Your face doesn’t just change your mindset. When contracting muscles associated with a frown, researchers have found a drastic increase in heart rate. It is thought that contracting these muscles can signal a stress response in your body in a similar way that your heart rate would increase if you were angry or anxious. It is hypothesized that by frowning, you are practically telling your body that you are under distress, even if you are in a calm emotional state. By smiling or maintaining a calm expression, you can essentially tell your body that you are not in difficulty.

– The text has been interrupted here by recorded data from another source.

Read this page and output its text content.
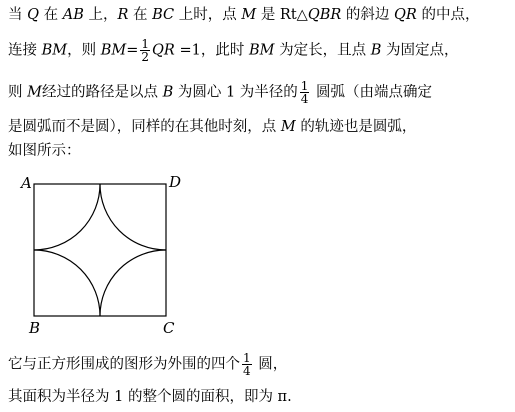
当 Q 在 AB 上，R 在 BC 上时，点 M 是 Rt△QBR 的斜边 QR 的中点，
连接 BM，则 $BM= \frac{1}{2}$ QR =1，此时 BM 为定长，且点 B 为固定点，
则 M经过的路径是以点 B 为圆心 1 为半径的 $\frac{1}{4}$ 圆弧（由端点确定
是圆弧而不是圆），同样的在其他时刻，点 M 的轨迹也是圆弧，
如图所示：
A	D
B	C
它与正方形围成的图形为外围的四个 $\frac{1}{4}$ 圆，
其面积为半径为 1 的整个圆的面积，即为 π.
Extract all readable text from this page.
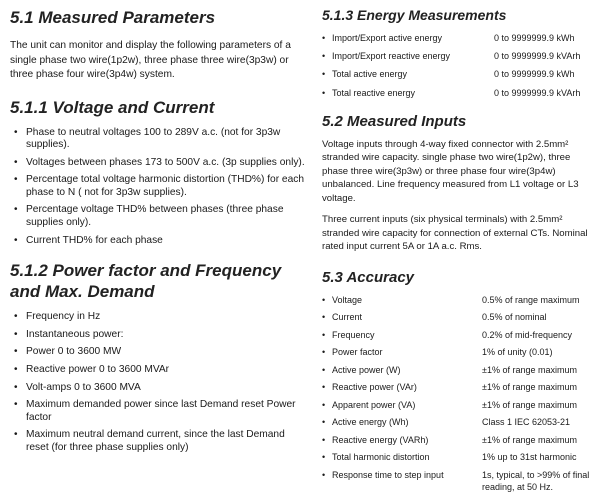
5.1 Measured Parameters

The unit can monitor and display the following parameters of a single phase two wire(1p2w), three phase three wire(3p3w) or three phase four wire(3p4w) system.

5.1.1 Voltage and Current
• Phase to neutral voltages 100 to 289V a.c. (not for 3p3w supplies).
• Voltages between phases 173 to 500V a.c. (3p supplies only).
• Percentage total voltage harmonic distortion (THD%) for each phase to N ( not for 3p3w supplies).
• Percentage voltage THD% between phases (three phase supplies only).
• Current THD% for each phase
5.1.2 Power factor and Frequency and Max. Demand
• Frequency in Hz
• Instantaneous power:
• Power 0 to 3600 MW
• Reactive power 0 to 3600 MVAr
• Volt-amps 0 to 3600 MVA
• Maximum demanded power since last Demand reset Power factor
• Maximum neutral demand current, since the last Demand reset (for three phase supplies only)
5.1.3 Energy Measurements
• Import/Export active energy	0 to 9999999.9 kWh
• Import/Export reactive energy	0 to 9999999.9 kVArh
• Total active energy	0 to 9999999.9 kWh
• Total reactive energy	0 to 9999999.9 kVArh
5.2 Measured Inputs

Voltage inputs through 4-way fixed connector with 2.5mm² stranded wire capacity. single phase two wire(1p2w), three phase three wire(3p3w) or three phase four wire(3p4w) unbalanced. Line frequency measured from L1 voltage or L3 voltage.

Three current inputs (six physical terminals) with 2.5mm² stranded wire capacity for connection of external CTs. Nominal rated input current 5A or 1A a.c. Rms.

5.3 Accuracy
• Voltage	0.5% of range maximum
• Current	0.5% of nominal
• Frequency	0.2% of mid-frequency
• Power factor	1% of unity (0.01)
• Active power (W)	±1% of range maximum
• Reactive power (VAr)	±1% of range maximum
• Apparent power (VA)	±1% of range maximum
• Active energy (Wh)	Class 1 IEC 62053-21
• Reactive energy (VARh)	±1% of range maximum
• Total harmonic distortion	1% up to 31st harmonic
• Response time to step input	1s, typical, to >99% of final reading, at 50 Hz.
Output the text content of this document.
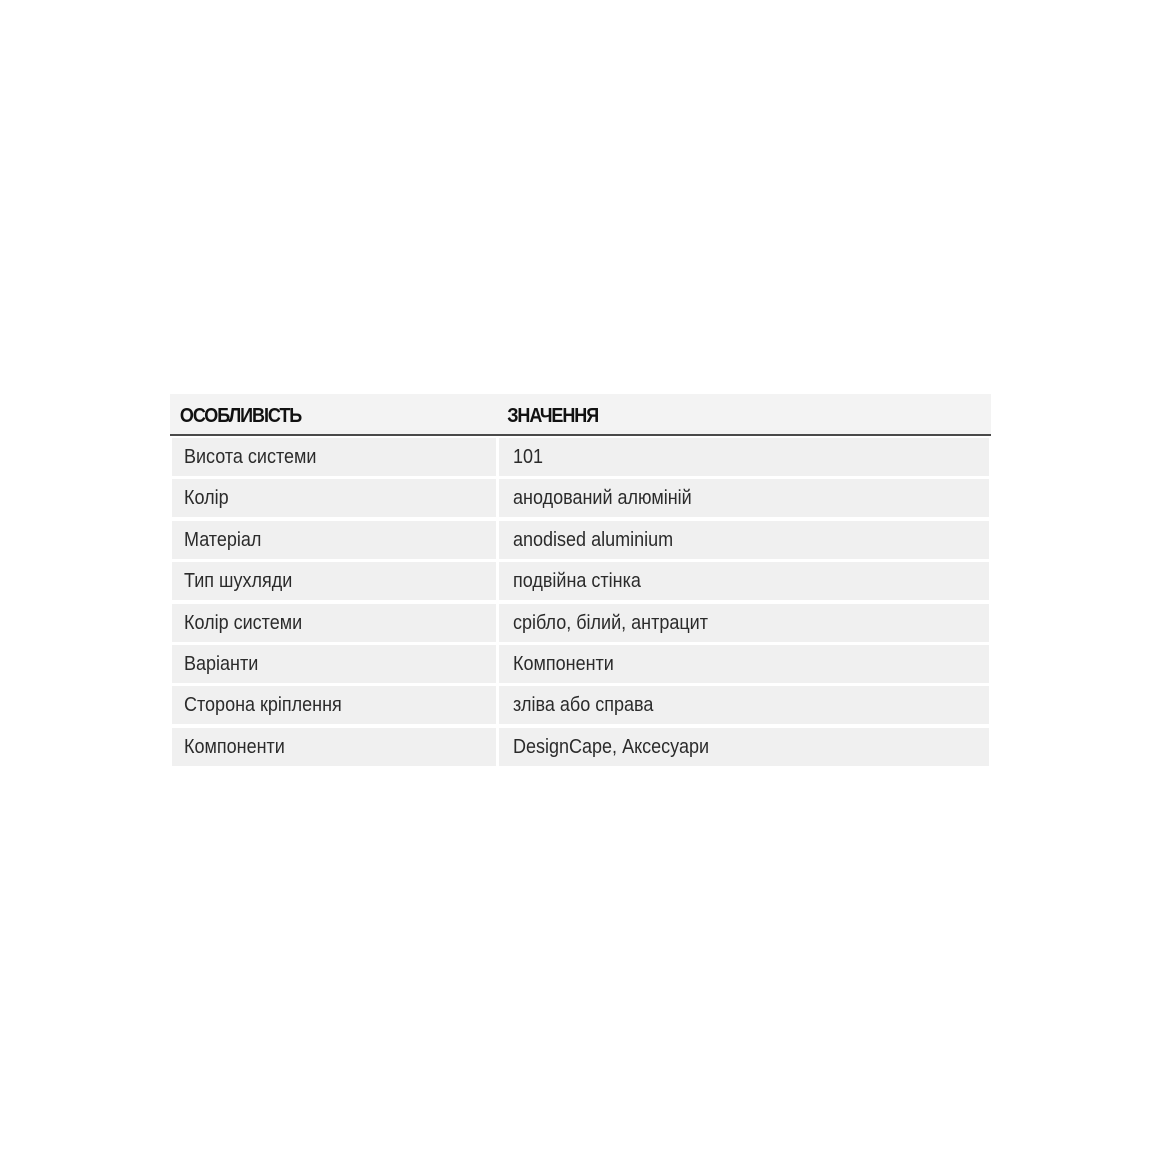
ОСОБЛИВІСТЬ	ЗНАЧЕННЯ
Висота системи	101
Колір	анодований алюміній
Матеріал	anodised aluminium
Тип шухляди	подвійна стінка
Колір системи	срібло, білий, антрацит
Варіанти	Компоненти
Сторона кріплення	зліва або справа
Компоненти	DesignCape, Аксесуари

Perhaps you’ve never thought of your facial expression as a means of enhancing performance. However, by being mindful of body language, you can modulate your experience. Hard efforts will feel easier and you will be able to push the pain barrier a little bit further. Maintaining a calm or happy expression while under distress can help you to channel the positive emotions, and suppress the negative.
Most athletes want to find every way they can to improve their performance. While being mindful of your facial expression will not make you a world champion overnight, it is an easy (and free) modification that can certainly improve your performance.
The next time you are out training, think about your facial expression. During an interval, do you tend to grimace? Try maintaining a calm facial expression or even a small smile and see if it makes a difference. Most athletes notice when they do this they realize that they are not hurting as much as they thought!